Les éléments fournis par l’emprunteur constituent souvent l’unique moyen pour la banque d’apprécier la solvabilité d’une personne et d’envisager la possibilité d’accorder le crédit. En effet, il n’existe pas en France de fichier centralisé recensant l’ensemble des crédits consentis ; seuls les incidents dans leur remboursement peuvent faire l’objet d’une consultation auprès de la Banque de France.
Par conséquent, c’est toute l’étude du crédit qui est faussée du fait de la déloyauté de l’emprunteur qui dissimulerait des informations qu’il sait pertinentes ou qui fournirait de faux documents comptables. Il semble donc logique qu’en présence de tels comportements la responsabilité du prêteur pour manquement à son devoir de mise en garde ne puisse être recherchée.

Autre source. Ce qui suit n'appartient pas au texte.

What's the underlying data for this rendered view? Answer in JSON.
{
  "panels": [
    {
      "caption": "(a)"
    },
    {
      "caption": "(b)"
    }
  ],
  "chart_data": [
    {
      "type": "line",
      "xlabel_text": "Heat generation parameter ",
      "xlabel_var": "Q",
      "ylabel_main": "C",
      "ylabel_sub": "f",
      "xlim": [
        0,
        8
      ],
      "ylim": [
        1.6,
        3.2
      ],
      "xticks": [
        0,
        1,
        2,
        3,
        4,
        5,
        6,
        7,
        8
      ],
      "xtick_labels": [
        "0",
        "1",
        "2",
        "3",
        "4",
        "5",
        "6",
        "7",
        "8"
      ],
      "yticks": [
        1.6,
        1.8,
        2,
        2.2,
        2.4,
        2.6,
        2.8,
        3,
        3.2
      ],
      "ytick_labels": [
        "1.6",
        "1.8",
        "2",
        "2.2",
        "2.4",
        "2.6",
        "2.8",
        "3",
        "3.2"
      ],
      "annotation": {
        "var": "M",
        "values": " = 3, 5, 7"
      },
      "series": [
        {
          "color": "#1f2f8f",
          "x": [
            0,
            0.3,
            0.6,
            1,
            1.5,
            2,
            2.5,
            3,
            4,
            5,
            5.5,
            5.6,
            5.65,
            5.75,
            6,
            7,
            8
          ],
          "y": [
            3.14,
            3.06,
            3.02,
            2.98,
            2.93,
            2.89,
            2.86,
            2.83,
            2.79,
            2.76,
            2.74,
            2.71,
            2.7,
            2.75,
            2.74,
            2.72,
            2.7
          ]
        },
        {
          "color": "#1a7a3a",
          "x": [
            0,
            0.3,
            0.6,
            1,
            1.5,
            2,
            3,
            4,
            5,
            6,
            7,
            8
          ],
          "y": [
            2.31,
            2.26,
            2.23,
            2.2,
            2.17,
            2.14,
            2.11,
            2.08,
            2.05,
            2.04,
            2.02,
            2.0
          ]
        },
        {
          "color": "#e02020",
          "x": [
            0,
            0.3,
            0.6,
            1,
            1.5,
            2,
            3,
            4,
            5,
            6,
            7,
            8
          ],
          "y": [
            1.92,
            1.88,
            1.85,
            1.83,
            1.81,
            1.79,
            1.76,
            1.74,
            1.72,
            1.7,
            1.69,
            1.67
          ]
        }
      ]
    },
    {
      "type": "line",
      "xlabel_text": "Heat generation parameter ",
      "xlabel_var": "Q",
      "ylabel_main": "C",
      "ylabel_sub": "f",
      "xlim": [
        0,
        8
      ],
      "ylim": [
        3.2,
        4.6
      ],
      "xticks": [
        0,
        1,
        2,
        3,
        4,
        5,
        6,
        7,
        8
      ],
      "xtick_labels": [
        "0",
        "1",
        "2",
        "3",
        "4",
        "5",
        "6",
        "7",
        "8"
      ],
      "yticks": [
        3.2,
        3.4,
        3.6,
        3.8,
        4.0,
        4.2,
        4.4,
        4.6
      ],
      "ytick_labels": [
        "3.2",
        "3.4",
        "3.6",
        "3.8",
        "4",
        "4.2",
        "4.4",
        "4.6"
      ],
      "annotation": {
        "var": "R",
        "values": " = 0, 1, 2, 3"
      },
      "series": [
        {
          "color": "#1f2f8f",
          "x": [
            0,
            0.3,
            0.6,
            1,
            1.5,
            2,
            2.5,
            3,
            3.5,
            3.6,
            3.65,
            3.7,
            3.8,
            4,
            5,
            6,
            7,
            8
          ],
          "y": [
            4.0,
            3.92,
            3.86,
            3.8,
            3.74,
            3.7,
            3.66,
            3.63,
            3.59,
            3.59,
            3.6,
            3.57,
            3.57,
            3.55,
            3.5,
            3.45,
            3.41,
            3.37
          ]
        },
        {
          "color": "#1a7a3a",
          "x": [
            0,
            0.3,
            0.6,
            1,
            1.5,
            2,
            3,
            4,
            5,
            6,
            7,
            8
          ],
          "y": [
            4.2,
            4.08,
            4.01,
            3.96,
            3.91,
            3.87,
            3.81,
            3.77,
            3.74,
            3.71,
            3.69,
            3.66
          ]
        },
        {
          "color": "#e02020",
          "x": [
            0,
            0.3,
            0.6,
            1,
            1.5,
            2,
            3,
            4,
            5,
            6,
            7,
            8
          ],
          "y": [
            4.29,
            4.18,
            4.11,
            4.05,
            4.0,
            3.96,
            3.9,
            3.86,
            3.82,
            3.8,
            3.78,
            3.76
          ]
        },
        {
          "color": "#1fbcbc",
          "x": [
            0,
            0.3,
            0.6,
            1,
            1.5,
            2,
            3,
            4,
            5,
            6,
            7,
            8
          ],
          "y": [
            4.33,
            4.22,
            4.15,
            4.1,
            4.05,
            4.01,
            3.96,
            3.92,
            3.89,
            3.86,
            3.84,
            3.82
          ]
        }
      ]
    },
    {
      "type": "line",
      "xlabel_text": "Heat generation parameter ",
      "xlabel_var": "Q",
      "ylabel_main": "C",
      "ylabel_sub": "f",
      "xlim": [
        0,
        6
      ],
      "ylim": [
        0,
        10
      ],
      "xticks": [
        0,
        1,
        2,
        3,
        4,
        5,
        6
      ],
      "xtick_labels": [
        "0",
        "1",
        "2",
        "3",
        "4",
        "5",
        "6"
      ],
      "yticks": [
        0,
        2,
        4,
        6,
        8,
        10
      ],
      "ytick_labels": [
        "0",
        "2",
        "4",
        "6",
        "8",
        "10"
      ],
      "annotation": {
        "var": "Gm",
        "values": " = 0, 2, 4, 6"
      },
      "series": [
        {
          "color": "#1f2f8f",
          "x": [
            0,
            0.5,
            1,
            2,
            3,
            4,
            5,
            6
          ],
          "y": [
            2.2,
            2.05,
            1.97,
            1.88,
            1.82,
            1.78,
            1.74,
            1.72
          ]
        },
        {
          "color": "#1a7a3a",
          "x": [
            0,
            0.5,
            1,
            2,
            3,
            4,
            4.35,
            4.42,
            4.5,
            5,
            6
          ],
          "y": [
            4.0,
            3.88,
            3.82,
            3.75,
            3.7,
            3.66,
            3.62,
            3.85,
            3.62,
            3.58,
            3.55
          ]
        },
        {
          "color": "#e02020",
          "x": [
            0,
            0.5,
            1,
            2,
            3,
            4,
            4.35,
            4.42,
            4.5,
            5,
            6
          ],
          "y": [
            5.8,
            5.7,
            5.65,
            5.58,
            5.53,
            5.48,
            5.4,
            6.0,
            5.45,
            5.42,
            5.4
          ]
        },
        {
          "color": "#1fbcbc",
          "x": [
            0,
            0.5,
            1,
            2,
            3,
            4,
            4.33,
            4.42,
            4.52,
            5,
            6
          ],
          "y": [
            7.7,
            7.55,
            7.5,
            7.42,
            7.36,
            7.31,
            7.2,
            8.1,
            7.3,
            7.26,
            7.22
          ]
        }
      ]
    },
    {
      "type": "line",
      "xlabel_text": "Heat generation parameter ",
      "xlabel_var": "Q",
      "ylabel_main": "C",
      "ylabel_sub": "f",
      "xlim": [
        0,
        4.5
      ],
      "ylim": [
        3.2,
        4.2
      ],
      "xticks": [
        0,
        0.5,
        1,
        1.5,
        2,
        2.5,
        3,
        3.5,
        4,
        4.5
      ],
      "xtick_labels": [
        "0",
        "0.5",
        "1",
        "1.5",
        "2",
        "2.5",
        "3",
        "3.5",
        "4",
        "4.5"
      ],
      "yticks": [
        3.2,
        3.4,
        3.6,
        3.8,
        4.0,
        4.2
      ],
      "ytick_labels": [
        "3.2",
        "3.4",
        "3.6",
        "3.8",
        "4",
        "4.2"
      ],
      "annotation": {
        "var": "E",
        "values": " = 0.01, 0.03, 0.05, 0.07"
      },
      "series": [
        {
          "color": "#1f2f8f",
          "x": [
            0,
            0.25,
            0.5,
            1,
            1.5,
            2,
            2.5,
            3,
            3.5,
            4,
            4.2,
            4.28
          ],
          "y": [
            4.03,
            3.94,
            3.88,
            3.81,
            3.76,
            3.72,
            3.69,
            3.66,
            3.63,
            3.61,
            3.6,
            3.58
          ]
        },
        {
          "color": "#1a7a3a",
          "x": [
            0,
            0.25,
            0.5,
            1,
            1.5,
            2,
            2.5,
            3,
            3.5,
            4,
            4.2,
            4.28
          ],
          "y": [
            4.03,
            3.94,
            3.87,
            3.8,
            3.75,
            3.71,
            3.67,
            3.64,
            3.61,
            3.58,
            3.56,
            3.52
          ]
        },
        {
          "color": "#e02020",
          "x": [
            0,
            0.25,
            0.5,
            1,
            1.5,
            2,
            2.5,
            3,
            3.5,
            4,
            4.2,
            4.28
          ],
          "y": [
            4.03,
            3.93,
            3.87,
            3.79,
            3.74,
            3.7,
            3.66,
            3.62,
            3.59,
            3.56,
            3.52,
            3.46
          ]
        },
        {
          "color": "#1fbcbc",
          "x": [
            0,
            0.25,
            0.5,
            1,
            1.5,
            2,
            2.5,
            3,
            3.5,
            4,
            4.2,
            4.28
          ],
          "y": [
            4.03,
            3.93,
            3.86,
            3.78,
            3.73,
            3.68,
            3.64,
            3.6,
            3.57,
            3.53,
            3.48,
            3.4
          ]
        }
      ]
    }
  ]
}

B) La subsistance de vérifications normales
En précisant que la déloyauté de l’emprunteur ne pouvait être normalement décelée, la Cour de Cassation impose au prêteur de procéder à certaines vérifications des éléments fournis.
On peut raisonnablement penser qu’il s’agira par exemple de consulter le fichier des incidents de paiement, la base de donnée de l’établissement, observer des relevés de compte pour y déceler l’existence d’un prêt non indiqué par l’emprunteur…
Ainsi, le prêteur ne pourra se retrancher derrière l’affirmation du caractère erroné des informations fournies pour s’exonérer de son devoir de mise en garde, il devra démontrer en quoi les erreurs ou dissimulations n’étaient pas décelable au moment de l’octroi du prêt.
Une décision plus récente (Cour de cassation, chambre commerciale 11 décembre 2007) nous montre que les juges n’hésiteront pas à procéder à une véritable analyse économique des opérations financières litigieuses. Dans cette décision, les juges relèvent qu’une étude même sommaire de l’opération aurait permis à la banque de constater le risque d’endettement qui en résultait : elle devait donc mettre en garde les emprunteurs sur ce risque.
La volonté de responsabiliser les établissements de crédit, qui se manifeste à travers le devoir de mise en garde, n’est donc pas affectée par cette décision. La cour de cassation leur permet simplement une exonération dès lors que le comportement des emprunteurs n’était pas loyal et lorsque cette déloyauté ne pouvait être normalement décelé au moment de la mise en place du crédit.